Fantasia 2013 – Blogue 4

par Céline Gobert

LA FLAMME

Ils étaient nombreux ceux qui, samedi soir, cherchaient à se payer simultanément du fun et du gore, l’un des cocktails favoris des festivaliers de Fantasia. La file d’attente – qui se pressait pour entrer dans la salle de You’re next, film d’invasion domestique signé Adam Wingard – pouvait d’ailleurs en témoigner… Et, le moins que l’on puisse dire, c’est que les amateurs d’éclats de rires ensanglantés n’ont pas été déçus ! Acclamant tour à tour les sursauts sauvages d’une héroïne bien décidée à combattre ses agresseurs, ou les violents twists d’un scénario aussi drôle que roublard, le public de Fantasia n’a pas caché son enthousiasme face à une oeuvre plus maligne qu’elle n’en a l’air. Encore un bel exemple de plaisir collectif, exacerbé, exprimé. You’re next, avec son séduisant crescendo horrifique et son jusqu’au-boutisme écarlate, a fait communier les sens. C’était, au passage, la dernière fin de semaine du festival, qui clôturera son avalanche de longs métrages atypiques avec la première, mardi, de The World’s end du joyeux trublion britannique Edgar Wright. Une conclusion comique. Tiens, tiens.

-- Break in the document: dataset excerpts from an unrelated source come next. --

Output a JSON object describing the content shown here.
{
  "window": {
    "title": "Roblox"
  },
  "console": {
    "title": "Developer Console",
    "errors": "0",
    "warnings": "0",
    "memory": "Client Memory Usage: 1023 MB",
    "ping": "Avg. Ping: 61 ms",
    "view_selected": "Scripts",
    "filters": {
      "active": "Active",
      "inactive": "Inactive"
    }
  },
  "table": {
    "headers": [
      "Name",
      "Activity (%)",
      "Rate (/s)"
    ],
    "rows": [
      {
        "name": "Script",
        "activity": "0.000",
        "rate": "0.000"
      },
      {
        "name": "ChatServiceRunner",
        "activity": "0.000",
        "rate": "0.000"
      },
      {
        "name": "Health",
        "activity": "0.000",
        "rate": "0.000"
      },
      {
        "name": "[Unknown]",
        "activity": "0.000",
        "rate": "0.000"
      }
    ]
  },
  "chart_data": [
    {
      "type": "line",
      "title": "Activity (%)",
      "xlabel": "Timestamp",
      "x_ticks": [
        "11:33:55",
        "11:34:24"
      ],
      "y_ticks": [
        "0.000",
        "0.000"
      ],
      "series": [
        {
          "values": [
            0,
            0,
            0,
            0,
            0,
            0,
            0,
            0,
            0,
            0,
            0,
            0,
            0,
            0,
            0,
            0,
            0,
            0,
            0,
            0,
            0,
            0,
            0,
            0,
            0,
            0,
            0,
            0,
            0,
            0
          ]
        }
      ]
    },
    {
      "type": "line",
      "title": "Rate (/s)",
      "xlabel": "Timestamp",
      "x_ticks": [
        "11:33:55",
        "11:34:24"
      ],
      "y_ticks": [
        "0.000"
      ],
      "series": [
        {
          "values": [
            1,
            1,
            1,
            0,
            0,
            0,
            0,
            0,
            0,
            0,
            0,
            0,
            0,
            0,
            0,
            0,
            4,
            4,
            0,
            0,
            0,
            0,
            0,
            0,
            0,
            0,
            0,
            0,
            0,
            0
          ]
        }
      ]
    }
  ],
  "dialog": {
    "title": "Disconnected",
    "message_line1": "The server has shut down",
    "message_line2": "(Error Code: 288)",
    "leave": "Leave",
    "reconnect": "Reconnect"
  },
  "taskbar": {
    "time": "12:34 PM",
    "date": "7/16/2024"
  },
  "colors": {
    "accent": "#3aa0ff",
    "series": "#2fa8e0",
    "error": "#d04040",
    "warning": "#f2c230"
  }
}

Oui, le film d’horreur, et on aurait tendance à l’oublier parfois, c’est aussi de l’entertainment pur. Du zéro prise de tête. Du dégueulasse, pour le plaisir du dégueulasse. Du cerveau laissé aux vestiaires, et de la déconne en barre. De ce fun assumé, les films de genre en sont bourrés. Ce You’re next donc, qu’était venu présenter l’acteur et cinéaste indépendant Joe Swanberg, vraie oeuvre décomplexée, a su dynamiter les codes et poncifs coutumiers à ce genre de films. Là où The Purge de James DeMonaco (sorti récemment en salles) se prenait bien trop au sérieux sur un sujet (quasi) similaire, soit le « home invasion movie » où des intrus pénètrent dans la maison d’une famille WASP, You’re next joue la carte de l’insolence cadencée, et met en place une double progression impitoyablement jubilatoire: et vers la tragédie, et vers l’hilarité générale. À mesure que les membres d’une famille se font décimer par un trio de psychopathes arborant des masques d’animaux, le spectateur se laisse prendre (pour son plus grand plaisir) dans les filets d’une mécanique en forme de « toujours plus». Toujours plus d’acrobaties scénaristiques. Toujours plus d’inventivités morbides. Jusqu’au délire paroxystique de fin, qui offre en conclusion du show un feu d’artifice d’humour noir. Une prise de recul en mode rigolade bien trop rare sur les écrans depuis la saga des Final Destination

Autre proposition fun du week-end, et qui valait le détour, c’était l’Imaginaerum de Stobe Harju, extension visuelle de l’album de power metal épique du groupe Nightwish. On est d’emblée plongé dans un univers bizarroïde, quelque part entre la candeur d’un Burton, l’excentricité d’un Terry Gilliam, et… la médiocrité d’un clip vidéo cheap de métalleux chevelus. Surprise: en épousant des postures intello-loufoques, le groupe finlandais accouche d’une partition étonnamment touchante. Parce qu’il y a, paradoxalement et tout comme dans You’re next, une véritable modestie derrière l’apparente grandiloquence du package. Comme s’il fallait tout mettre sur la table, montrer de quoi on est capable, se donner à fond. D’une seule traite, sans rature possible, et dopé au culot. À la fin, Imaginaerum – à force de mixer notes enchanteresses et riffs dark – fabrique de l’inédit, de l’onirisme croisé fantasy, et, un fragile cauchemar de freaks où il se joue bien davantage que des morceaux de métal. Car en boostant leurs singularités propres, les deux oeuvres ont vomi leur noirceur avec fun, ont rejoué – et déjoué – les codes de façon ludique, ravivant de ses cendres le triptyque de la flamme créatrice : le style, l’unicité, et le simple plaisir de faire ce que l’on fait. Et – sans flatterie aucune – on pouvait sentir dans l’air, à chaque projection de film, que c’est aussi ce qui anime Fantasia.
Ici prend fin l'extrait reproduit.